SarcasticSpeech: Speech Synthesis for Sarcasm in Low-Resource Scenarios

Aug 1, 2023·

Zhu Li

Xiyuan Gao

Shekhar Nayak

Matt Coler

· 1 min read

PDF ISCA

Abstract

Sarcastic speech synthesis, the ability to generate speech that conveys sarcasm, can have several significant implications in various contexts, such as entertainment and better human-computer interaction. This study presents a first attempt to apply transfer learning techniques from a diverse speech style dataset to the challenging domain of sarcastic speech synthesis. The limited availability of specific sarcastic speech data poses significant challenges in capturing the expressive nature of sarcasm.
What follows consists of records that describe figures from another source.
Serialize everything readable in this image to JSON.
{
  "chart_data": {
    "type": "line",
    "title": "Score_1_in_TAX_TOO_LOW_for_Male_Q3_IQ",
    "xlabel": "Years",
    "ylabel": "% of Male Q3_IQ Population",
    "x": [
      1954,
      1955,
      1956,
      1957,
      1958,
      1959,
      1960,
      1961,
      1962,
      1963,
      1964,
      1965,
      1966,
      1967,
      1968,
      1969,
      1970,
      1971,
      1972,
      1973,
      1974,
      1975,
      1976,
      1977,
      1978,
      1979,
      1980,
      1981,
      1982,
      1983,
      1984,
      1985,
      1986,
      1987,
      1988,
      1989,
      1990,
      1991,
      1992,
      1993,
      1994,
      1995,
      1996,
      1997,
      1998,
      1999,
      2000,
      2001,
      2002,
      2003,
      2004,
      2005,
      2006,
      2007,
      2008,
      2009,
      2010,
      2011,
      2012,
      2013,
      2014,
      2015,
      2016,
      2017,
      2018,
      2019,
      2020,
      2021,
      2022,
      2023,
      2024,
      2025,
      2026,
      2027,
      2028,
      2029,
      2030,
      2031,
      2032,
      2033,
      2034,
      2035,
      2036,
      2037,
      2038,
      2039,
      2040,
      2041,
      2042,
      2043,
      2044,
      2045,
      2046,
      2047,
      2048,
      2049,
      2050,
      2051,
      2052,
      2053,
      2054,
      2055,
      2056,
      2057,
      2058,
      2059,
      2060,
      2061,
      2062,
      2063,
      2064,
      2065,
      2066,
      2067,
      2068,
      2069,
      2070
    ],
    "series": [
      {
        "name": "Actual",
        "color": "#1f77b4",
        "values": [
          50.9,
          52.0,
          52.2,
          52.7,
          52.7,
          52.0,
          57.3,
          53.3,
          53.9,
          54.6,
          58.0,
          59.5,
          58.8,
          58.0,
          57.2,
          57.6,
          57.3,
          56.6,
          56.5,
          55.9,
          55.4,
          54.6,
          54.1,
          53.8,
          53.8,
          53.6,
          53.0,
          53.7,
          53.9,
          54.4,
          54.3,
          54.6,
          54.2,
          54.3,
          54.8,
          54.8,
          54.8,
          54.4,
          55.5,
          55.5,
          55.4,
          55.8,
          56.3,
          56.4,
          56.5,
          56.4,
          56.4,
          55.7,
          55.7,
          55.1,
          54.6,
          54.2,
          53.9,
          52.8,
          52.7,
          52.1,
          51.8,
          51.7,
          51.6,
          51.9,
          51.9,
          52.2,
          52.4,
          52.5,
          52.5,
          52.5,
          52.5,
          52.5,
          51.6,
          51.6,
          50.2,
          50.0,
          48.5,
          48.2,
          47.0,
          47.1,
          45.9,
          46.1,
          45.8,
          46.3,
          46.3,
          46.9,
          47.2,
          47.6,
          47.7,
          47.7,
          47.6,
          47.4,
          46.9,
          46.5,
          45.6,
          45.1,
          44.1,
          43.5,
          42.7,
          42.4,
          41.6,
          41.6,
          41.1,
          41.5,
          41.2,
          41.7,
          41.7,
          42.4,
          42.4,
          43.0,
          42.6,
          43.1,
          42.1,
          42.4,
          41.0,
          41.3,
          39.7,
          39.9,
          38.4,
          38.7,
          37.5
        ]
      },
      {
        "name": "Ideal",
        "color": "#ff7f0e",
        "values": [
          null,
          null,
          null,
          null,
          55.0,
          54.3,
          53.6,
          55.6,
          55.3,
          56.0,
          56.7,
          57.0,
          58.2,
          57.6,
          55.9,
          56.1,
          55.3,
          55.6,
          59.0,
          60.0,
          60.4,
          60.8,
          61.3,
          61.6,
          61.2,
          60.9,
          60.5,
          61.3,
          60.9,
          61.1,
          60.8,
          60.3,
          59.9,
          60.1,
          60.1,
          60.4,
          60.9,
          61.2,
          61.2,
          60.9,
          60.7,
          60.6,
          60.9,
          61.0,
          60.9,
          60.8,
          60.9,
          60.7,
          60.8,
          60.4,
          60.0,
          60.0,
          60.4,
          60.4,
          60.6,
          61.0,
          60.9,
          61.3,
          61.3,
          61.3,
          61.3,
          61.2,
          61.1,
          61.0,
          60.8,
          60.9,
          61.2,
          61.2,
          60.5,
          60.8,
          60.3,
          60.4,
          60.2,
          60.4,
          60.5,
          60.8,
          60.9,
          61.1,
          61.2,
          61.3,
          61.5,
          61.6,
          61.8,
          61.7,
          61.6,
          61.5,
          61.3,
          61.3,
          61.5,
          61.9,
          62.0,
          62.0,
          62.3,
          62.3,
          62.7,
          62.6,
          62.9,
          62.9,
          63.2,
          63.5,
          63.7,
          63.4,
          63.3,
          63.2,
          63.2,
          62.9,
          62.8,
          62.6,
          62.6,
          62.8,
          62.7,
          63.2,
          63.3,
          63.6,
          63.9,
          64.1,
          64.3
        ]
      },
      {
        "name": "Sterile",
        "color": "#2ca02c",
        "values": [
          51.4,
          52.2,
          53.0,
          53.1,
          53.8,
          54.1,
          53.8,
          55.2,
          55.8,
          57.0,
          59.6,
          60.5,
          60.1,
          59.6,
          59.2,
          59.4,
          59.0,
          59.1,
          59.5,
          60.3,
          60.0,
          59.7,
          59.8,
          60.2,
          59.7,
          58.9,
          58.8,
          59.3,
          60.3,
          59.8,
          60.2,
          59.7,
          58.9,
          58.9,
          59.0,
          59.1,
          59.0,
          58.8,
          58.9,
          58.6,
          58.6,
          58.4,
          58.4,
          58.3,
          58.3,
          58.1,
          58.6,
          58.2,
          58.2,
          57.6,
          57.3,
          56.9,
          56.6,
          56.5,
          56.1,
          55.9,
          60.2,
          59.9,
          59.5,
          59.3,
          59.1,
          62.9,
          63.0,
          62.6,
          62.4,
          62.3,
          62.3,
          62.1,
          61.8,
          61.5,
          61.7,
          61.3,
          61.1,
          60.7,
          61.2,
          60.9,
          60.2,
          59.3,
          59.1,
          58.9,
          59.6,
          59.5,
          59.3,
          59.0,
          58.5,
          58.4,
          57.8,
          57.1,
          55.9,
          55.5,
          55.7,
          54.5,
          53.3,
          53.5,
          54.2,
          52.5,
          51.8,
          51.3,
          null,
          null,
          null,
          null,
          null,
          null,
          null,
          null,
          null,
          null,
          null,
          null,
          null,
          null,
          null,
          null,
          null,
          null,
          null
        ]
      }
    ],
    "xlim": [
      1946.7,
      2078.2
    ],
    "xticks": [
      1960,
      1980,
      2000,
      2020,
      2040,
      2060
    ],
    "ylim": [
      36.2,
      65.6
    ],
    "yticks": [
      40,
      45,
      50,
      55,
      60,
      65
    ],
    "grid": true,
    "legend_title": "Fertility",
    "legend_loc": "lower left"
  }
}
By leveraging transfer learning, a pre-trained model is fine-tuned using a dataset encompassing various speech styles, including sarcastic speech. The synthesized sound contains some robotic elements, indicating moderate performance improvements in sarcastic speech synthesis through transfer learning. Future work will explore the application of multi-modal approaches to improve sarcastic speech synthesis and further enhance the expressiveness and naturalness of generated sarcastic speech.

Type

Conference Paper

Publication

In Proceedings of the 12th ISCA Speech Synthesis Workshop (SSW2023)

This paper tackles the challenge of synthesizing sarcastic speech, a vital yet underexplored component of expressive speech synthesis. Sarcasm, characterized by a mismatch between literal meaning and intended message, relies heavily on prosodic cues that are difficult to model, especially with limited data resources.

Our research represents one of the first attempts to apply transfer learning to sarcastic speech synthesis. By leveraging a pre-trained model and fine-tuning it with a dataset that includes various speech styles alongside sarcastic samples, we demonstrate that it’s possible to generate speech with some sarcastic qualities despite data constraints.

The study identifies several key challenges in this domain:

The scarcity of dedicated sarcastic speech datasets
The complex, context-dependent nature of sarcastic prosody
The need to balance expressiveness with naturalism in synthesized speech

While our current results show moderate success with some artifactual elements in the synthesized output, this work establishes an important baseline and direction for future research. We propose that multimodal approaches incorporating textual, acoustic, and potentially visual cues might lead to more convincing sarcastic speech synthesis in future iterations.

This research has applications in enhancing human-computer interaction, creating more engaging virtual assistants, and developing tools for entertainment and educational contexts where expressive speech is valuable.

Last updated on Aug 1, 2023